En la actualidad Beijing se encuentra concluyendo la quinta base (igualando en número a Estados Unidos) además de un observatorio espacial en la base de Zhogshanuna (Antártida Oriental) de apoyo para los satélites chinos que monitorean los Océanos incluyendo el Atlántico Sur.
Asimismo, está construyendo pistas de aterrizaje para facilitar la conexión de sus bases, disputando la hegemonía norteamericana sobre el espacio aéreo austral. Dos rompehielos y un buque de carga con más de 500 personas integran el plan Antártico hasta marzo del 2024.
En medio del énfasis renovado chino han surgido una variedad de temas polémicos en virtud de la zona gris del Tratado Antártico que prohíbe la militarización del continente pero admite personal y equipo militar en apoyo a investigaciones científicas. La naturaleza de las nuevas bases de China plantea, por ejemplo, el riesgo del doble uso de las capacidades instaladas incluyendo instrumentos tecnológicos de última generación en materia de espionaje, apoyo de acciones misilísticas como en lo que hace a datos telemétricos de satélites, ya que todo el complejo antártico chino dependen en última instancia del Ejército Popular de China.
Otra cuestión es la atención de China en la potencial riqueza minera, ya que la investigación científica minera antártica está permitida. Más allá de limitaciones tecnológicas de identificación y extracción, diversos relevamientos destacan que la Antártida cuenta con 500 mil millones de toneladas de petróleo, más de 300 mil millones de toneladas de gas natural y probablemente 135 mil millones de toneladas de petróleo en las aguas circundantes. Además se estima que es rica en carbón, plomo, hierro, cromo, cobre, oro, níquel, uranio y plata.
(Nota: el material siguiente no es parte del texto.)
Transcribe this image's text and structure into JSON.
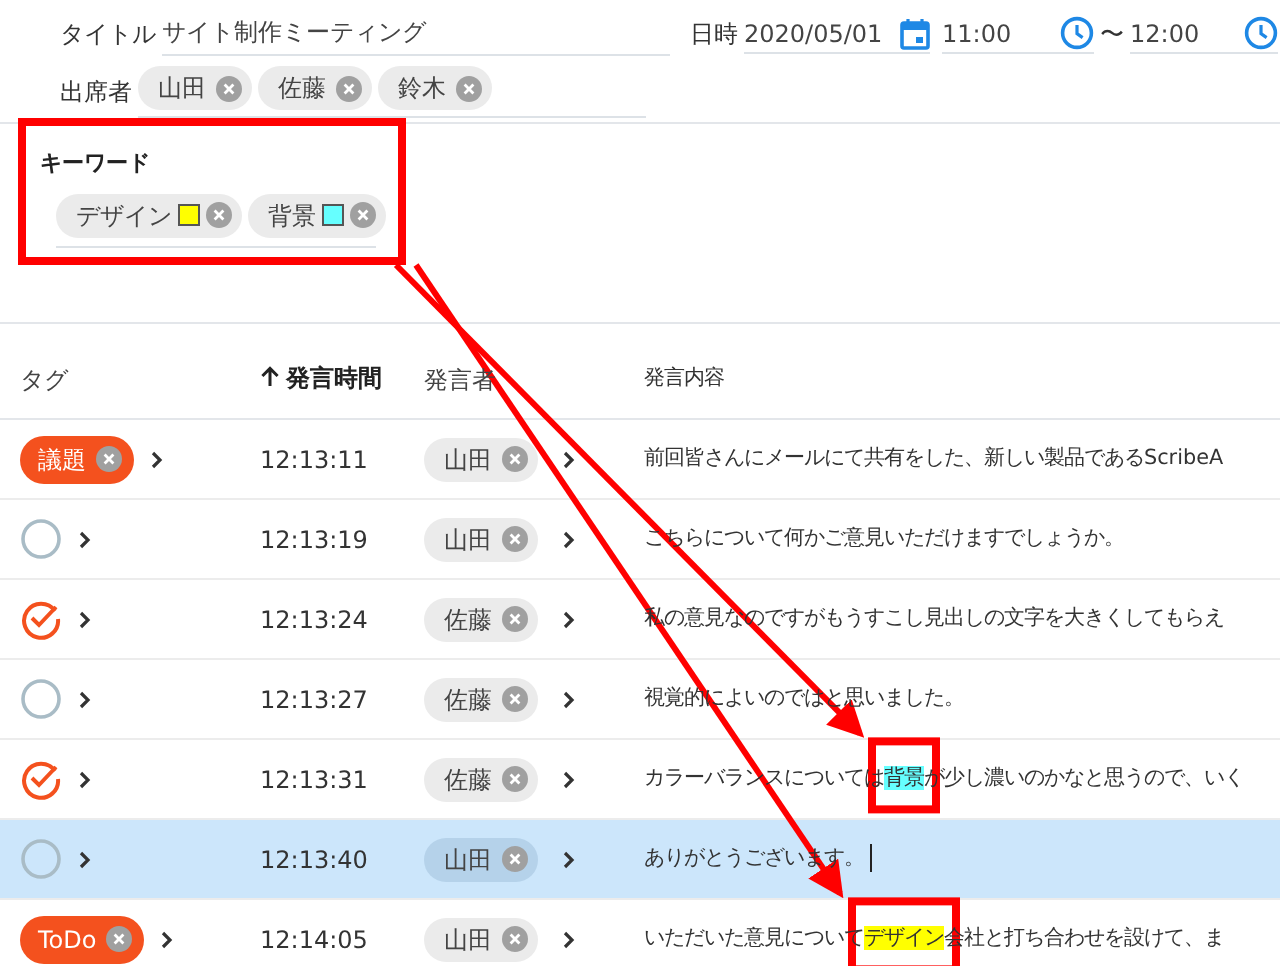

El tema del puerto chino multipropósito en América del Sur es otra cuestión en danza, sea en apoyo a necesidades logísticas en la Antártida, a la creciente presencia naval china o a la pesca industrial incluyendo la ilegal de la milla 201.
El interés estratégico de China por las corrientes circumpolares parece tener como objetivo las rutas marítimas alternativas de acceso a los Océanos Atlántico e Índico y, en este contexto, ampliar la capacidad de monitorear las comunicaciones en todo el continente. Es probable que la controvertida base en Neuquén, de Bajada del Agrio, sea parte de ese esquema.

Estas circunstancias describen un entorno antártico muy distinto al de Terra Australis Incognita. También a las características geopolíticas de cuando se firmó el Tratado Antártico. Hoy es un área deseada por todos. El importante Plan antártico argentino, debería tener en cuenta esa evolución geopolítica y empezar a diagramar programas renovados de acción científica y de presencia activa tendiente a una mejor proyección del interés antártico argentino incluyendo nuestros derechos soberanos.